そんな行為で誘って、俺のモンになってもいいってサインかなって、勘違いすんだろが!
クソッ。
なんでこんなに、お前にばっかり俺様がドキドキさせられなきゃいけねーんだ!
ああもう、腹立ってきたっ!!
俺様をこんなに我慢させやがって!
決めたぞ。
お前を手に入れた時、絶対に焦らして苛めまくって、嫌だっつっても絶対やめてやんねーからな!
お前の事メチャメチャに愛した時、泣いて赦してくれって言っても、絶対ぜーったいに赦さねーからな!! 覚悟してろよっ!

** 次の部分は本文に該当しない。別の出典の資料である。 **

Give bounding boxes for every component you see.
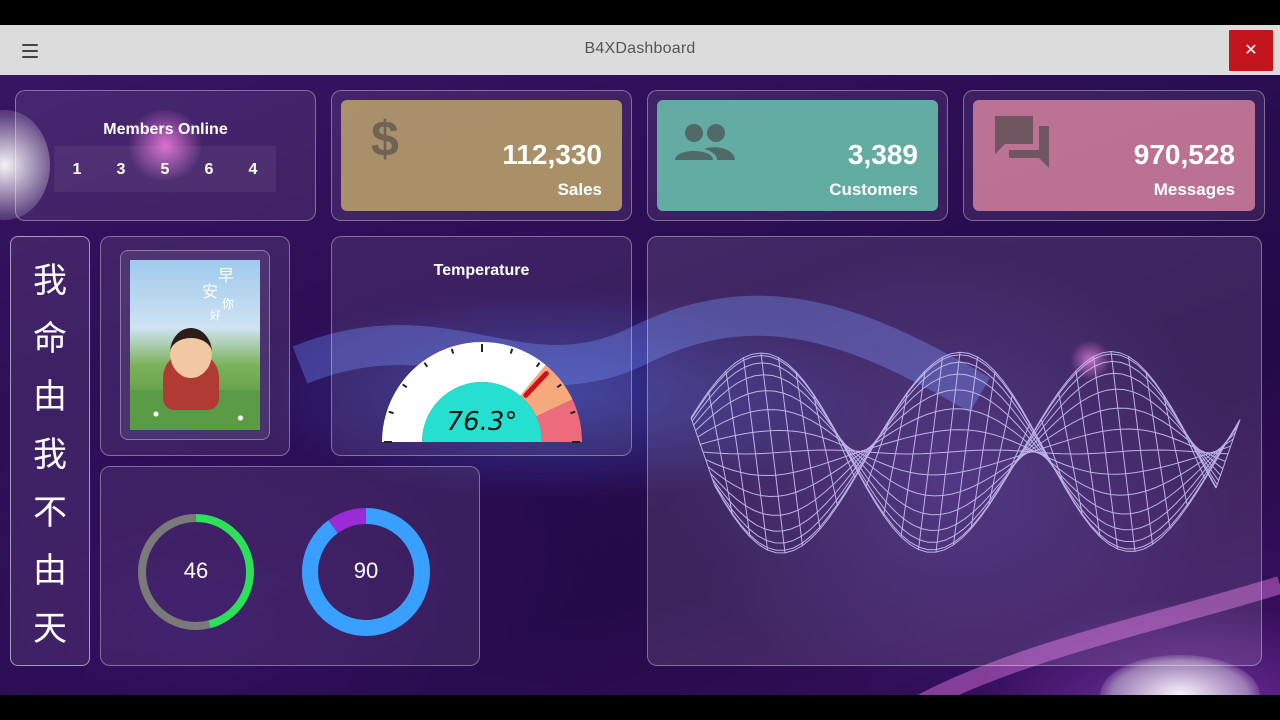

サンドウィッチを食べ終わったから美羽に礼を言い、再度支度をして施設を出ようとすると、美羽とガキ共が、玄関で待っていてくれた。
「お兄さん、行ってらっしゃーい!」
「早く帰って来てねー!!」
「おーたん、ちゃーい」
「王雅、行ってらっしゃい。気を付けてね」
もう、お前等、最高だ。
俺は全員を抱きしめた。
「ああ、行って来る。すぐ帰ってくるからな! 今日はスゲーもんが施設に来るから、楽しみにしてろよ!」
満面の笑みで行ってきますを伝え、施設を出た。
いいな。行ってらっしゃいって。
例のごとく俺は機械的に、行ってらっしゃいませ、お坊ちゃま、としか言われたことがねーから、スゲー嬉しいんだ。
やっぱ、思った通りだな。
お前等が、いってらっしゃいとか、お帰りとか言ってくれるだけで、俺はどんな仕事でも頑張れる。
さあ、キングフェザー初契約だ。
気合入れてやるぜ!!
※
横山の工場に行くと、彼は俺の到着を工場の入り口に立って待っていた。
何もそんな、入口で待たなくてもいいのに。
工場敷地内の駐車スペースに自分の車を停めて中から降りたら、すぐさま横山が駆け寄ってきた。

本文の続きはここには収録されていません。